See also: postscript. The document structure extensions being comments always bothered me. I mean surely, surely in a turing complete language there is somewhere to fit document structure information. Adobe: nah, we will jam it in the comments.
"Use of the document structuring conventions... allows PostScript language programs to communicate their document structure and printing requirements to document managers in a way that does not affect the PostScript language page description"
The idea being that those document managers did not themselves have to be PostScript interpreters in order to do useful things with PostScript documents given to them.

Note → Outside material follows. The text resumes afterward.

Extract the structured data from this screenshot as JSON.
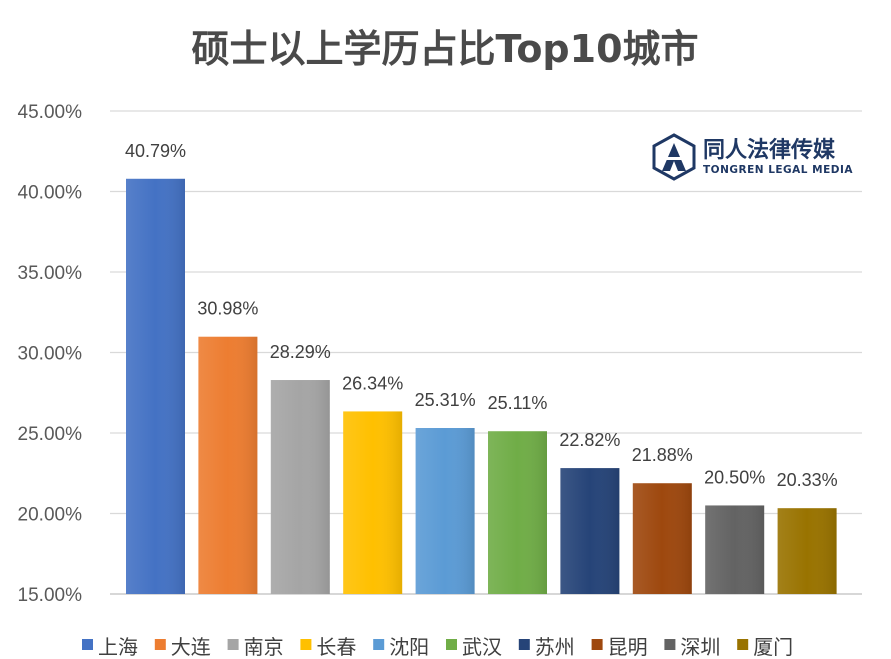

Much simpler.
For example, a page imposition program, which extracts pages from a document and places them effectively on a much larger sheet, arranged in the way they need to be for printing 8- or 16- or 32-up on a commercial printing press, can operate strictly on the basis of the DSC comments.
To it, each page of PostScript is essentially an opaque blob that it does not need to interpret or understand in the least. It is just a chunk of text between %%BeginPage and %%EndPage comments.
This is tremendously useful. A smaller scale of two-up printing is explicitly mentioned as an example on p. 9 of the spec.
> Could you imagine hitting a rest api and like 25% of the bytes are comments? lol
That's pretty much what already happens. Getting a numeric value like "120" by serializing it through JSON takes three bytes. Getting the same value through a less flagrantly wasteful format would take one.
I guess that's more than 25%. In the abstract ASCII integers are about 50% waste. ASCII labels for the values you're transferring are 100% waste; those labels literally are comments.
If you're worried about wasting bandwidth on comments, JSON shouldn't be a format you ever consider, for any purpose.
And both are poor interchange formats. When things stay in their lane, there is no "problem." When you try to make an interchange format using a language with too many features, or comments that people abuse to add parsable information (e.g. "type information") then there is a BIG problem.
It caused all kinds of problems, though those tend to be more directly traceable to the "be liberal in what you accept" ethos than to the format per se.